Talent has advantages, but is overrated:

 

  1. Talent can make the journey easier. If you have talent for a particular area, such as music, you’ll have an easier time making progress. The journey is smoother and faster.

  2. Talent is insufficient. Talent doesn’t eliminate the need for practice. Talent without practice is no more valuable than not having the talent in the first place. The athletes you see on TV have both talent and years of intense practice.

  3. Talent isn’t a choice. You can’t choose to have a particular talent. You either have it or you don’t. Ideally, your interests and talents are in alignment.

  4. Talent is only necessary at the highest levels. Can you be the world’s greatest pianist or golfer without talent? No. But you can make a good living playing the piano or playing golf without much talent provided you work hard enough and long enough.

 

There’s nothing wrong with being talented. The more talent, the better. But talent isn’t enough to ensure success. It only determines the extreme upper limits of your success. It also makes progress easier and faster.

 

See how grit can be enough to ensure success in all areas of life:

 

  1. Grit is enough to achieve 99% of your goals. Forget about talent. If you have the ability to persist and maintain a positive attitude, you can be successful at almost anything.
  2. Anyone can have grit. Grit is the result of a certain way of thinking and viewing the world. You can choose your beliefs and your thoughts. Therefore, you can have grit. Start today. Make yourself do something that you don’t want to do, like clean out your desk or purge your unneeded emails. Be tough and get it done.
  3. Grit begets grit. Developing grit is like building your biceps. Your ability to demonstrate resolve grows with practice. Make yourself do something each day that’s unappealing.
  4. Grit is calming. That might seem counterintuitive, but it’s true. When you have determination, you don’t have any choices to make. You simply keep moving forward. Constant self-questioning is stressful and exhausting. When you only have a single choice, life is simpler. Having too many choices creates anxiety.

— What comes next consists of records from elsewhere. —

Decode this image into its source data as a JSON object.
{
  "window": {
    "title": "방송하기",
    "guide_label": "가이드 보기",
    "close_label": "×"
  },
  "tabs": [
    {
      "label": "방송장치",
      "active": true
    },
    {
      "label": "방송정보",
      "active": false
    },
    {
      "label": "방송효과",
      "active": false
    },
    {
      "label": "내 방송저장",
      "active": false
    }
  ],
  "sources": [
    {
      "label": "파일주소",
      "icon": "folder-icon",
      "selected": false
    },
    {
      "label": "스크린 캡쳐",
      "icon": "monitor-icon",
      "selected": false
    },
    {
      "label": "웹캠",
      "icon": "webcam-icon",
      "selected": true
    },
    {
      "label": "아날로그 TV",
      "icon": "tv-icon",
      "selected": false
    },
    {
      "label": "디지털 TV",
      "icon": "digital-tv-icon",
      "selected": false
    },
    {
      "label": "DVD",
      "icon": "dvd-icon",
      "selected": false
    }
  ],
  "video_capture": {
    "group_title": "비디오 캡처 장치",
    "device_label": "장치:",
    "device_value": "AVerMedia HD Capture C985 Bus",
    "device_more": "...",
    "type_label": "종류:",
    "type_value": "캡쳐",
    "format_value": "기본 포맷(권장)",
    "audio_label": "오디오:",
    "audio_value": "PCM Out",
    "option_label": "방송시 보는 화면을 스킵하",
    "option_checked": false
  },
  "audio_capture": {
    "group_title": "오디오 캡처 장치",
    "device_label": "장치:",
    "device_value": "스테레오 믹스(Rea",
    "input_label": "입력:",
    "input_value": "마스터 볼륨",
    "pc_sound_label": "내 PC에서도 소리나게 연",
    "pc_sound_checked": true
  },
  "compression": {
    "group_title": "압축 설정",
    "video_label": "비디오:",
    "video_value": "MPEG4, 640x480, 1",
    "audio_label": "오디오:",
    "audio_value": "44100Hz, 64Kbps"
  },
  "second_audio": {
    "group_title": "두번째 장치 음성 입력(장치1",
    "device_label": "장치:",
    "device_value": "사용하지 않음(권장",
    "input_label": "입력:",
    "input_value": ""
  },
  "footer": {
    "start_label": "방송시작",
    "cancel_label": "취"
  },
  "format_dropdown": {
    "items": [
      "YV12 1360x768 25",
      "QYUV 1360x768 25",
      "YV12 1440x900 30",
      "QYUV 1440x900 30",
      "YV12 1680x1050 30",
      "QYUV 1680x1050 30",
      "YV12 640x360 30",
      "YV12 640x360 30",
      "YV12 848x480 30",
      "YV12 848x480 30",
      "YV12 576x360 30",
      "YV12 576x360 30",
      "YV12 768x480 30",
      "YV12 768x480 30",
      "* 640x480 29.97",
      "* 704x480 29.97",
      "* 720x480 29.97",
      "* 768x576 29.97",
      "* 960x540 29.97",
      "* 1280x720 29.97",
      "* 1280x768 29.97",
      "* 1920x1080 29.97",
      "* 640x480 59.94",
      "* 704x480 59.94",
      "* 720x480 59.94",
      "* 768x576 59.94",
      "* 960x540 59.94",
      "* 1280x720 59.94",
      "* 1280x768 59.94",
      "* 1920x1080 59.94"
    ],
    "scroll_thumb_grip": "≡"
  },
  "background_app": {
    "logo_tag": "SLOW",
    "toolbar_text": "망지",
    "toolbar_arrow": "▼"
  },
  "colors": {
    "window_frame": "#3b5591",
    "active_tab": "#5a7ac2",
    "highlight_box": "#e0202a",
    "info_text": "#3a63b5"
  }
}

Grit is among the most important attributes to possess. Grit can overcome a lack of talent in most situations. Unless you need to be in the top 0.25% of something, talent is irrelevant. It only makes the journey a little easier.

 

Grit versus talent, which is better? The amount of grit you possess is more relevant than the amount of talent you possess. Talent is nice to have. It’s like having a sports car instead of a new economy sedan. Both will take you to the same place. One just takes longer.

 

But all the talent in the world is useless if it isn’t applied diligently. The ability to persist during any challenge is the key to long-term success. Take control of your beliefs on success and your perspective on life. Believe that persistence is more important than talent. Hopefully, you have some of both. If you can only have one, grit is more useful.

 

Next time, you’ll learn 10 strategies to help you finish what you start.

 

 

Here’s what you need to do today:

 

  • Pick one thing that you’ve been putting off, and do it now, while it’s fresh on your mind.
  • Tomorrow, do one more thing that you’d rather not do.
  • Start a habit of doing unwanted tasks quickly and as soon as you can.